Bikaji, the ethnic snacks player, is taking a cautious approach in entering the quick service restaurant (QSR) business, in contrast to its competitor Haldiram’s aggressive expansion. The company plans to roll out its QSR strategy gradually over the next 18-24 months, prioritizing the establishment of a strong base kitchen to maintain consistency across its restaurants.
Building a Strong Foundation
Rishabh Jain, CFO of Bikaji, emphasized the importance of a robust base kitchen for ensuring uniform quality across all outlets. Currently, the company operates two restaurants in Mumbai, but it aims to enhance its infrastructure by establishing a frozen plant in Bikaner. Once operational, the plant will undergo trials for all food items before the QSR expansion plan is implemented.
Focus on Quality and Expansion
Bikaji intends to expand its QSR presence initially in nearby regions like Rajasthan, leveraging its reputation for quality and taste at competitive prices.
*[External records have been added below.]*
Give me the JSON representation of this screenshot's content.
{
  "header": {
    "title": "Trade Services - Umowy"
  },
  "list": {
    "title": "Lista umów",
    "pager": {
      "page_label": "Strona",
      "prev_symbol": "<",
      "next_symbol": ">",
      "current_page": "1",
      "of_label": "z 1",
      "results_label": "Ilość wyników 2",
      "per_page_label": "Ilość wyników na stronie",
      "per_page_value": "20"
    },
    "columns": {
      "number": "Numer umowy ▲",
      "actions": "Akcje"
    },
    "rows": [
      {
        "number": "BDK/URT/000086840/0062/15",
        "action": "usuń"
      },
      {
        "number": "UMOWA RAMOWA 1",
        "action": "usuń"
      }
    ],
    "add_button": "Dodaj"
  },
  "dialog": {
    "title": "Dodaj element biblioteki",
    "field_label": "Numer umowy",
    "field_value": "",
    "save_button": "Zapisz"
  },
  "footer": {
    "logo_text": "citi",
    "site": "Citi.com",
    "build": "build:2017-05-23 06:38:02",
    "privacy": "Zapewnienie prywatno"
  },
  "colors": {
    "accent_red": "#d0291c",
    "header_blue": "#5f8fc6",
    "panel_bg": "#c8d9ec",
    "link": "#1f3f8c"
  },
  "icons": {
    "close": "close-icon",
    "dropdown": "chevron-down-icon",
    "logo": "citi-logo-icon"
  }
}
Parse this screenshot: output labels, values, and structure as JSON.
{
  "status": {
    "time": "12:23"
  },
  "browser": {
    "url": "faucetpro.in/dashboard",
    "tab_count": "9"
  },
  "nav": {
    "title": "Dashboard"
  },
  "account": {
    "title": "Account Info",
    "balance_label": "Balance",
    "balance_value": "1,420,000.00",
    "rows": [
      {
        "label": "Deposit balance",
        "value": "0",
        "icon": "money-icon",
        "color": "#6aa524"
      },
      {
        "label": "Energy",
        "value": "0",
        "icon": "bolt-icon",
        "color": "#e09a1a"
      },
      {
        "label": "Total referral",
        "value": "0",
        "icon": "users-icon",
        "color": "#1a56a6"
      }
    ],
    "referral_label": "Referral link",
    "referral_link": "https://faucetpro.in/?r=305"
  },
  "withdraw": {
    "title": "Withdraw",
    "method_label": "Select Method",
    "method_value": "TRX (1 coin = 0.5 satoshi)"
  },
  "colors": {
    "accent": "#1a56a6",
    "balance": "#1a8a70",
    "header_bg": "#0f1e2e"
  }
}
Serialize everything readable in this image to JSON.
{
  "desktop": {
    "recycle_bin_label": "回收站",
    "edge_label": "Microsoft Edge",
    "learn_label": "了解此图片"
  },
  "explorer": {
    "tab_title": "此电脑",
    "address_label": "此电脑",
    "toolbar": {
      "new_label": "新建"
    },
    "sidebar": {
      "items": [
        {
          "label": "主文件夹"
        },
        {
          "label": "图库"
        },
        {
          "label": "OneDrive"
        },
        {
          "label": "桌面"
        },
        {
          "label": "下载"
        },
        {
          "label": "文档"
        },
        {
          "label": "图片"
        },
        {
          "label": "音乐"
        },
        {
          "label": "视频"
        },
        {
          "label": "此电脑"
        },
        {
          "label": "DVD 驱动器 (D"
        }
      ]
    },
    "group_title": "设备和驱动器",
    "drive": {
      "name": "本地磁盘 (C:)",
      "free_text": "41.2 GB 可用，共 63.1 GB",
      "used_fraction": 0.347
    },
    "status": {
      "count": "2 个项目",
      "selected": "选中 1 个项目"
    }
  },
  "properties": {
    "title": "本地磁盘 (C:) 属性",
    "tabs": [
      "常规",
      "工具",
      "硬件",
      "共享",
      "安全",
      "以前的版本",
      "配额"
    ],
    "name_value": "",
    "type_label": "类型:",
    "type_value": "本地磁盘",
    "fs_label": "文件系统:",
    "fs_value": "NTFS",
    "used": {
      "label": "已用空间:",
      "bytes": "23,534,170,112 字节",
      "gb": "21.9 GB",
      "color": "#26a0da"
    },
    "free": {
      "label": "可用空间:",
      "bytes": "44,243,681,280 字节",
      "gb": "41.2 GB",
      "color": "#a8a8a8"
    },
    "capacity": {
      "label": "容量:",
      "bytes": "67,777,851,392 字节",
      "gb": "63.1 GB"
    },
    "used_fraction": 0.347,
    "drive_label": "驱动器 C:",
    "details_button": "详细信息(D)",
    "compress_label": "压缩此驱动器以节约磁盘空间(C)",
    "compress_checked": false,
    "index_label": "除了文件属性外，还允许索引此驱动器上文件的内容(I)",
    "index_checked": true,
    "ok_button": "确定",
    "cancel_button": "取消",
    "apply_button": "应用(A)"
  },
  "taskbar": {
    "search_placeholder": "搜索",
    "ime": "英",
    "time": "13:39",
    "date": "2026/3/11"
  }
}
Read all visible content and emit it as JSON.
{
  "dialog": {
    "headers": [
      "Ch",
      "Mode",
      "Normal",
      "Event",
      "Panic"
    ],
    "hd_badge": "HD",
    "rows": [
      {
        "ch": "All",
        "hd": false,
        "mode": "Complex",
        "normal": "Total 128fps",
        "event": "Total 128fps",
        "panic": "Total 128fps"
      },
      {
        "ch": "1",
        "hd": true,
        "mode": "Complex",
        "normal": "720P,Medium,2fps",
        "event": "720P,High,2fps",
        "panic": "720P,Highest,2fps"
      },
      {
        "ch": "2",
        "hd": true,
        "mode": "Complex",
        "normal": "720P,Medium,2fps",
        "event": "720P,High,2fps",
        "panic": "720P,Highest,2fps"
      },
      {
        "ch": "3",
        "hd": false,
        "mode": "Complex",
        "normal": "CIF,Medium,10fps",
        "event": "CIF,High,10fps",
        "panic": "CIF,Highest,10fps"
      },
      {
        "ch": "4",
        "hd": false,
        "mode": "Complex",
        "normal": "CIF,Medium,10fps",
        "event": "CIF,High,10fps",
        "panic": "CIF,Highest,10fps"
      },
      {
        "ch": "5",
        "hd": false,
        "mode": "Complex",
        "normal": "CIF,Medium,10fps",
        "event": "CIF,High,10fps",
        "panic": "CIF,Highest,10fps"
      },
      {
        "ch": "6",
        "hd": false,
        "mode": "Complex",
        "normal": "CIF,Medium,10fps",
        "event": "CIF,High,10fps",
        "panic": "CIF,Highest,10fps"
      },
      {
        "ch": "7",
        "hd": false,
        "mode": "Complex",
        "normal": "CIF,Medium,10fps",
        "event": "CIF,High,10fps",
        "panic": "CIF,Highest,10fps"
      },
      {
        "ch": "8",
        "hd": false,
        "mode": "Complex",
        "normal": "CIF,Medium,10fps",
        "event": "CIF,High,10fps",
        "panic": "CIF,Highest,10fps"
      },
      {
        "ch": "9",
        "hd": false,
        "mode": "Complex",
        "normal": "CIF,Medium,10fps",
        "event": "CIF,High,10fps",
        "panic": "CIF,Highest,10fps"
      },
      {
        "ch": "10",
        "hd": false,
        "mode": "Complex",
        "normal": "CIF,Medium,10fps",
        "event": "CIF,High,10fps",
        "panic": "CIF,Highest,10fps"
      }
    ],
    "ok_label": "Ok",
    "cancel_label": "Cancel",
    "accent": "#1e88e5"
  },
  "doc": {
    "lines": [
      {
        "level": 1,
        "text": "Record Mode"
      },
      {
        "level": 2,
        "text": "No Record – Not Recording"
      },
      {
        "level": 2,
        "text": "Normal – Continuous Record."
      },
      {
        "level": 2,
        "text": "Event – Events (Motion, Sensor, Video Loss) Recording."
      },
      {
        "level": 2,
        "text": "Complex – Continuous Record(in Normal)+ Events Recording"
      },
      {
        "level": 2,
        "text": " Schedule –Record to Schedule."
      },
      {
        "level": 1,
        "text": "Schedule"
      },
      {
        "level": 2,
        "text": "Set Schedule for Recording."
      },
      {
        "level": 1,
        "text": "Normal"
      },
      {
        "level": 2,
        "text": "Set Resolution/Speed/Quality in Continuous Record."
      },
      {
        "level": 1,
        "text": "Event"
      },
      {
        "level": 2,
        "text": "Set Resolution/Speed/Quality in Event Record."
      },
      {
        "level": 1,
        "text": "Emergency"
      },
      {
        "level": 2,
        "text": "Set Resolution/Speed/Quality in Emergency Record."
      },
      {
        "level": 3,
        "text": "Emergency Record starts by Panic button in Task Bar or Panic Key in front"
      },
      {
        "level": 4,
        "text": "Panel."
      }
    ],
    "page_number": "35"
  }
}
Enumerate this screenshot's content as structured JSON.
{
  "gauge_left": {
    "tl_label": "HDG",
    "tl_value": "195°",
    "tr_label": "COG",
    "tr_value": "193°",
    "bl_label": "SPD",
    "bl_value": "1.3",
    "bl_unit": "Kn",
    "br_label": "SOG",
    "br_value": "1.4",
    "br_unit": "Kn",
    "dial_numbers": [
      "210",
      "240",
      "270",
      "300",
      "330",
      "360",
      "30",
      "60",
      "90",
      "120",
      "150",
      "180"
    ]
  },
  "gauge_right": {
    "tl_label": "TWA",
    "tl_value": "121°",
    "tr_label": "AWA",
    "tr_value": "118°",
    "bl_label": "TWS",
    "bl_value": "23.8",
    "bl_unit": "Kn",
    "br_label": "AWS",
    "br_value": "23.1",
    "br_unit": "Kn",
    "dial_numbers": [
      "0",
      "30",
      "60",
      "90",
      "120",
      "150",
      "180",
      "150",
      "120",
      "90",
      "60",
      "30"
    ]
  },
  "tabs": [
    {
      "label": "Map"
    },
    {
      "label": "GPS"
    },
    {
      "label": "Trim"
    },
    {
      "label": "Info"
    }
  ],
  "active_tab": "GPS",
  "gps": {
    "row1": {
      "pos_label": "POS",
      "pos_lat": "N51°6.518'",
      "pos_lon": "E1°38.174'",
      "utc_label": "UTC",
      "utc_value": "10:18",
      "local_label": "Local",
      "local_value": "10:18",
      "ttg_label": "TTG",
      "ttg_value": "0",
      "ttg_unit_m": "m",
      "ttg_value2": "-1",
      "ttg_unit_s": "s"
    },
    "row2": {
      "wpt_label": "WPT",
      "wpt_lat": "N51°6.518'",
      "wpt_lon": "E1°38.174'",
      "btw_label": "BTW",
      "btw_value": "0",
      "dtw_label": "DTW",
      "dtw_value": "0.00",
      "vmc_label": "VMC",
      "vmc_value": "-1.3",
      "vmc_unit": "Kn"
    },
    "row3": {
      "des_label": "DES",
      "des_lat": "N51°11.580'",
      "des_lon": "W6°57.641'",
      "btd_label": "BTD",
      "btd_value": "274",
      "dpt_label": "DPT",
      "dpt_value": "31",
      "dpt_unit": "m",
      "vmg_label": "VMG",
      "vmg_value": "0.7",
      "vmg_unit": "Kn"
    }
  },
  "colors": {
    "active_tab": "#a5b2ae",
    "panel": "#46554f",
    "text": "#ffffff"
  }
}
Despite facing competition from smaller, local players, the company remains confident in its ability to retain market share through a diverse product range and strategic pricing.
Addressing Market Challenges
Manoj Verma, COO of Bikaji, highlighted the company’s response to market challenges, including offering discounts on flagship products like Bikaneri Bhujia to incentivize customer loyalty and combat competition. Additionally, Bikaji aims to pass on cost savings from lower wheat and oil prices to consumers while acknowledging the persistent presence of competition in the segment.
Long-term Growth Prospects
With a focus on packaged snacks and sweets, Bikaji sees substantial growth potential in India’s estimated ₹7,000 crore snacks market. Despite its current revenue of ₹2,000 crore, the company envisions significant expansion opportunities, particularly in untapped regions and export markets. Bikaji aims to sustain its historical growth rate of 20% CAGR over the next decade, surpassing industry benchmarks and reinforcing its market leadership position.